The reimplementation of common UI elements presumably led Adobe to offer Flex, the language to build single page applications. As well as creating a rift in the Flash community, the Flex folk believed Flex was also the replacement for Java.

But these applications didn't gain a foothold on the Web. Maybe Intranets, and as a CMS editing interface, but nothing substantial. Adobe Air is probably the most prevalent of platforms for Flex based Flash applications.

Flash was used to patch some gaps in HTML, like Flickr's uploader widget. It vastly improved on the default HTML file upload widget. Wordpress followed and adopted Flickr's approach.

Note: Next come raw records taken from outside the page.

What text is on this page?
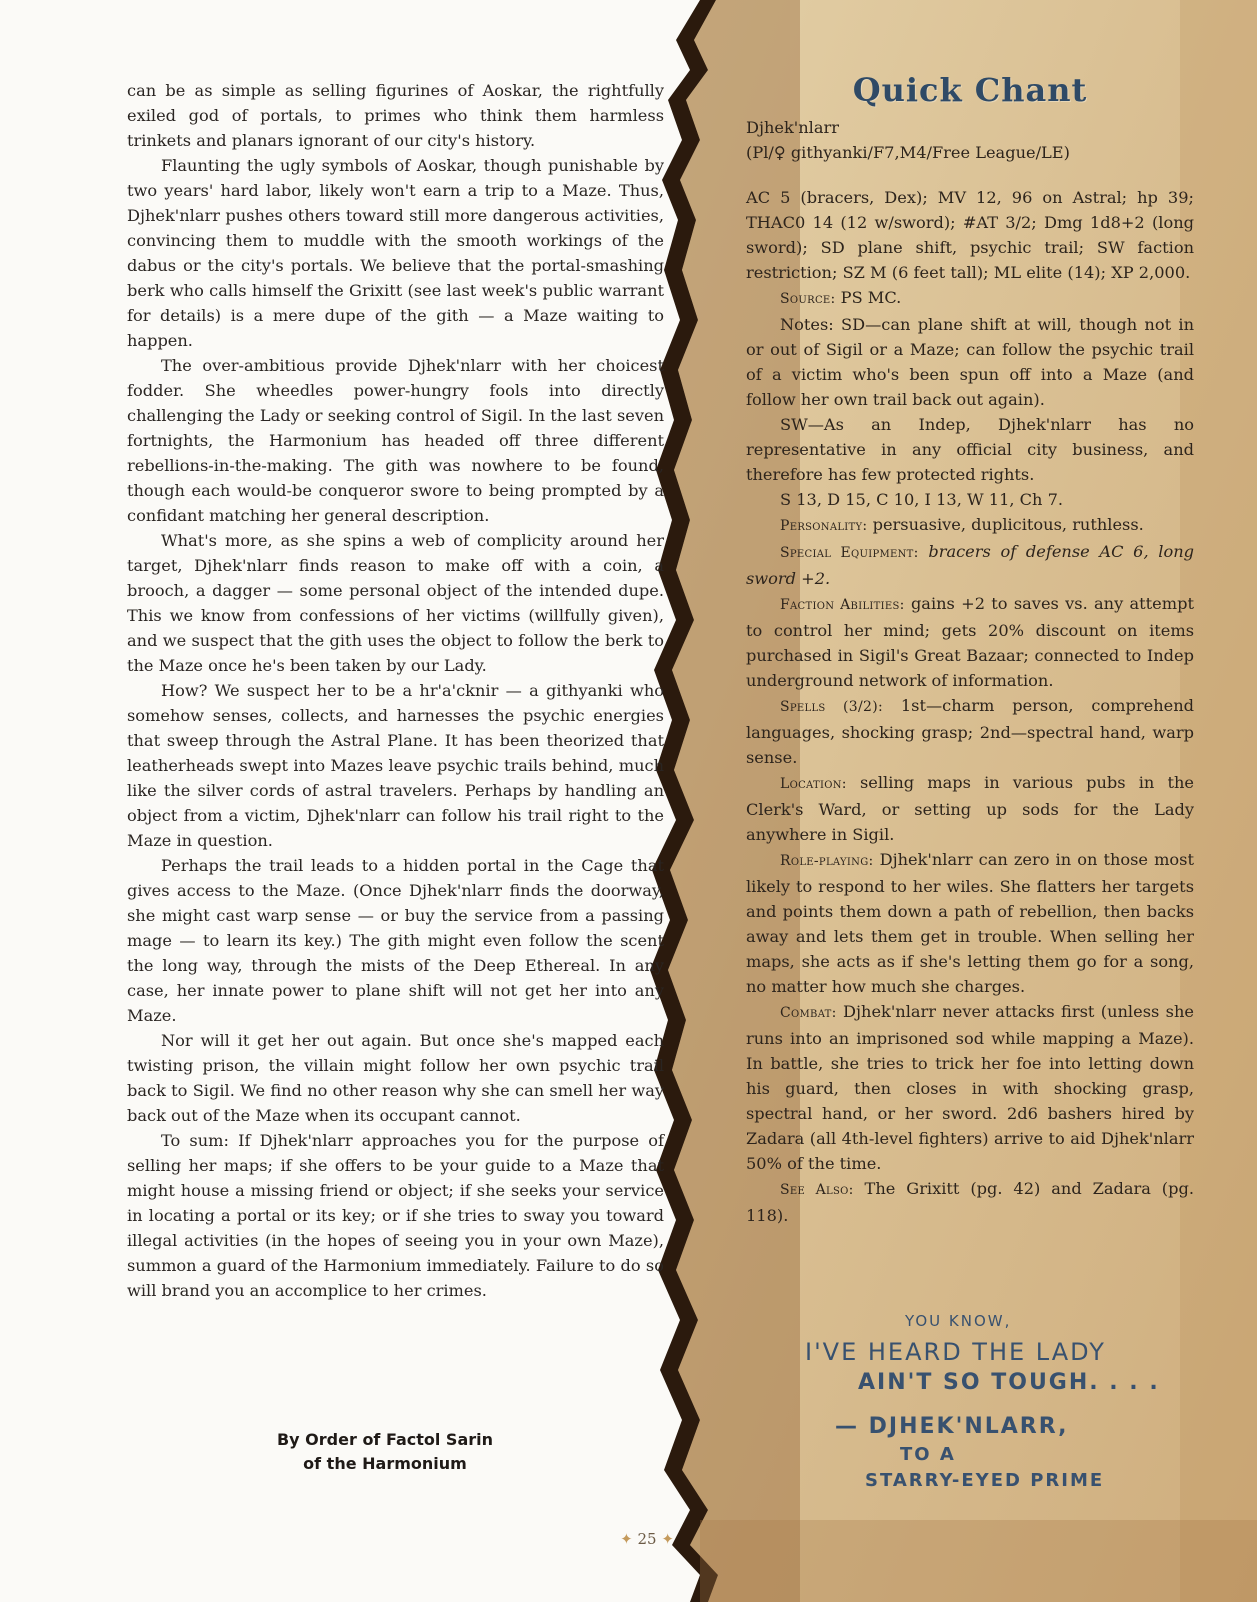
can be as simple as selling figurines of Aoskar, the rightfully exiled god of portals, to primes who think them harmless trinkets and planars ignorant of our city's history.

Flaunting the ugly symbols of Aoskar, though punishable by two years' hard labor, likely won't earn a trip to a Maze. Thus, Djhek'nlarr pushes others toward still more dangerous activities, convincing them to muddle with the smooth workings of the dabus or the city's portals. We believe that the portal-smashing berk who calls himself the Grixitt (see last week's public warrant for details) is a mere dupe of the gith — a Maze waiting to happen.

The over-ambitious provide Djhek'nlarr with her choicest fodder. She wheedles power-hungry fools into directly challenging the Lady or seeking control of Sigil. In the last seven fortnights, the Harmonium has headed off three different rebellions-in-the-making. The gith was nowhere to be found, though each would-be conqueror swore to being prompted by a confidant matching her general description.

What's more, as she spins a web of complicity around her target, Djhek'nlarr finds reason to make off with a coin, a brooch, a dagger — some personal object of the intended dupe. This we know from confessions of her victims (willfully given), and we suspect that the gith uses the object to follow the berk to the Maze once he's been taken by our Lady.

How? We suspect her to be a hr'a'cknir — a githyanki who somehow senses, collects, and harnesses the psychic energies that sweep through the Astral Plane. It has been theorized that leatherheads swept into Mazes leave psychic trails behind, much like the silver cords of astral travelers. Perhaps by handling an object from a victim, Djhek'nlarr can follow his trail right to the Maze in question.

Perhaps the trail leads to a hidden portal in the Cage that gives access to the Maze. (Once Djhek'nlarr finds the doorway, she might cast warp sense — or buy the service from a passing mage — to learn its key.) The gith might even follow the scent the long way, through the mists of the Deep Ethereal. In any case, her innate power to plane shift will not get her into any Maze.

Nor will it get her out again. But once she's mapped each twisting prison, the villain might follow her own psychic trail back to Sigil. We find no other reason why she can smell her way back out of the Maze when its occupant cannot.

To sum: If Djhek'nlarr approaches you for the purpose of selling her maps; if she offers to be your guide to a Maze that might house a missing friend or object; if she seeks your service in locating a portal or its key; or if she tries to sway you toward illegal activities (in the hopes of seeing you in your own Maze), summon a guard of the Harmonium immediately. Failure to do so will brand you an accomplice to her crimes.

By Order of Factol Sarin
of the Harmonium
Quick Chant

Djhek'nlarr

(Pl/♀ githyanki/F7,M4/Free League/LE)

AC 5 (bracers, Dex); MV 12, 96 on Astral; hp 39; THAC0 14 (12 w/sword); #AT 3/2; Dmg 1d8+2 (long sword); SD plane shift, psychic trail; SW faction restriction; SZ M (6 feet tall); ML elite (14); XP 2,000.

Source: PS MC.

Notes: SD—can plane shift at will, though not in or out of Sigil or a Maze; can follow the psychic trail of a victim who's been spun off into a Maze (and follow her own trail back out again).

SW—As an Indep, Djhek'nlarr has no representative in any official city business, and therefore has few protected rights.

S 13, D 15, C 10, I 13, W 11, Ch 7.

Personality: persuasive, duplicitous, ruthless.

Special Equipment: bracers of defense AC 6, long sword +2.

Faction Abilities: gains +2 to saves vs. any attempt to control her mind; gets 20% discount on items purchased in Sigil's Great Bazaar; connected to Indep underground network of information.

Spells (3/2): 1st—charm person, comprehend languages, shocking grasp; 2nd—spectral hand, warp sense.

Location: selling maps in various pubs in the Clerk's Ward, or setting up sods for the Lady anywhere in Sigil.

Role-playing: Djhek'nlarr can zero in on those most likely to respond to her wiles. She flatters her targets and points them down a path of rebellion, then backs away and lets them get in trouble. When selling her maps, she acts as if she's letting them go for a song, no matter how much she charges.

Combat: Djhek'nlarr never attacks first (unless she runs into an imprisoned sod while mapping a Maze). In battle, she tries to trick her foe into letting down his guard, then closes in with shocking grasp, spectral hand, or her sword. 2d6 bashers hired by Zadara (all 4th-level fighters) arrive to aid Djhek'nlarr 50% of the time.

See Also: The Grixitt (pg. 42) and Zadara (pg. 118).

YOU KNOW,
I'VE HEARD THE LADY
AIN'T SO TOUGH. . . .
— DJHEK'NLARR,
TO A
STARRY-EYED PRIME
✦ 25 ✦
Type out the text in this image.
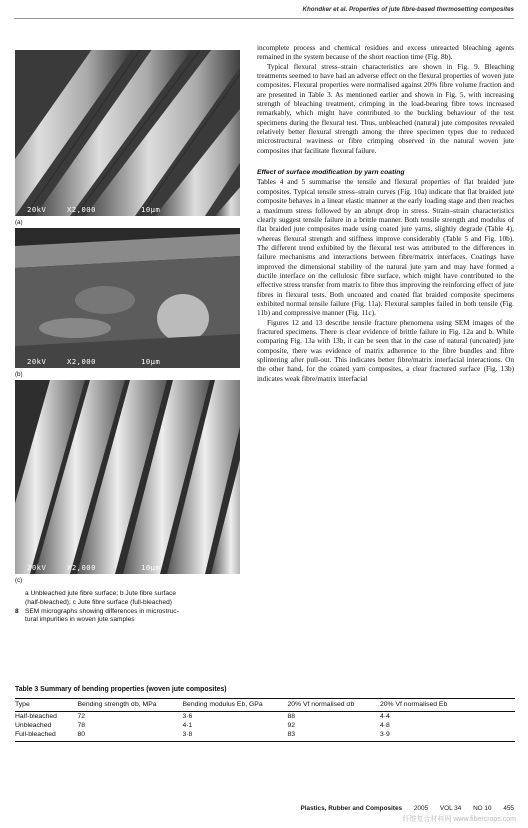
Khondker et al. Properties of jute fibre-based thermosetting composites
20kV	X2,000	10μm
(a)
20kV	X2,000	10μm
(b)
20kV	X2,000	10μm
(c)
a Unbleached jute fibre surface; b Jute fibre surface
(half-bleached); c Jute fibre surface (full-bleached)
8 SEM micrographs showing differences in microstruc-
tural impurities in woven jute samples

incomplete process and chemical residues and excess unreacted bleaching agents remained in the system because of the short reaction time (Fig. 8b).

Typical flexural stress–strain characteristics are shown in Fig. 9. Bleaching treatments seemed to have had an adverse effect on the flexural properties of woven jute composites. Flexural properties were normalised against 20% fibre volume fraction and are presented in Table 3. As mentioned earlier and shown in Fig. 5, with increasing strength of bleaching treatment, crimping in the load-bearing fibre tows increased remarkably, which might have contributed to the buckling behaviour of the test specimens during the flexural test. Thus, unbleached (natural) jute composites revealed relatively better flexural strength among the three specimen types due to reduced microstructural waviness or fibre crimping observed in the natural woven jute composites that facilitate flexural failure.

Effect of surface modification by yarn coating

Tables 4 and 5 summarise the tensile and flexural properties of flat braided jute composites. Typical tensile stress–strain curves (Fig. 10a) indicate that flat braided jute composite behaves in a linear elastic manner at the early loading stage and then reaches a maximum stress followed by an abrupt drop in stress. Strain–strain characteristics clearly suggest tensile failure in a brittle manner. Both tensile strength and modulus of flat braided jute composites made using coated jute yarns, slightly degrade (Table 4), whereas flexural strength and stiffness improve considerably (Table 5 and Fig. 10b). The different trend exhibited by the flexural test was attributed to the differences in failure mechanisms and interactions between fibre/matrix interfaces. Coatings have improved the dimensional stability of the natural jute yarn and may have formed a ductile interface on the cellulosic fibre surface, which might have contributed to the effective stress transfer from matrix to fibre thus improving the reinforcing effect of jute fibres in flexural tests. Both uncoated and coated flat braided composite specimens exhibited normal tensile failure (Fig. 11a). Flexural samples failed in both tensile (Fig. 11b) and compressive manner (Fig. 11c).

Figures 12 and 13 describe tensile fracture phenomena using SEM images of the fractured specimens. There is clear evidence of brittle failure in Fig. 12a and b. While comparing Fig. 13a with 13b, it can be seen that in the case of natural (uncoated) jute composite, there was evidence of matrix adherence to the fibre bundles and fibre splintering after pull-out. This indicates better fibre/matrix interfacial interactions. On the other hand, for the coated yarn composites, a clear fractured surface (Fig. 13b) indicates weak fibre/matrix interfacial

Table 3 Summary of bending properties (woven jute composites)
Type	Bending strength σb, MPa	Bending modulus Eb, GPa	20% Vf normalised σb	20% Vf normalised Eb
Half-bleached	72	3·6	88	4·4
Unbleached	78	4·1	92	4·8
Full-bleached	80	3·8	83	3·9
Plastics, Rubber and Composites 2005 VOL 34 NO 10 455
纤维复合材料网 www.fibercrops.com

Flex had potential, but never came close to fulfilling it. The head conference in 2008 is the only good example of Flex coming close to its potential. It was Twitch for online conferences, allowing streaming of presentation session alongside real-time chat.

The Web outlived Flash

The story of Flash is a fascinating but unsurprising. An unassailable dominant platform toppled by business decisions from Apple, Google and Microsoft (proxied through the Motion Picture Association of America in the form of a platform mandate).

The symptoms were always there, Flash is a closed/proprietary platform. Like Microsoft, they appear to be open, but not open enough to allow a feature complete open-source competitor to flourish. The closed system naturally supports the security through obscurity of DRM, which is essential to appease the movie license holders. Adobe gave us a blackbox solution to playing any video on the Web.

Apple and Google replaced Flash with native apps on mobile. Google, Apple and Microsoft replaced Flash with HTML5 on the desktop. Netflix and Google replaced Flash (and Silverlight) with HTML5 for Web video consumption.

Thankfully Flash isn't replaced by one thing. HTML5 is the big winner, and even though it is largely dictated by Apple and Google as browser vendors, it is still a technology based on the principle of openness.

The progress of HTML5 effectively replaced Flash as a technology stack. SVG (in conjunction with JavaScript) has evolved from a parody of Flash to ubiquitous in browsers and operating system platforms. CSS has taken a leap forward. And JavaScript has grown from an embedded inline language in HTML documents to a stack for building fully-fledged applications.

The struggle now seems to be turning to native apps versus non-native apps on the mobile platform. It is similar to Flash's original battle ground: the argument that the Web technology stack is not suitable for building applications with a polished user-experience.

The other debate is one that aims right at the heart of the Web. Whether it is a connected web of documents, or a collection of walled-garden web applications.

The Flash plugin and the technology platform are dead, but the ideas and ambition of replacing the Web haven't disappeared.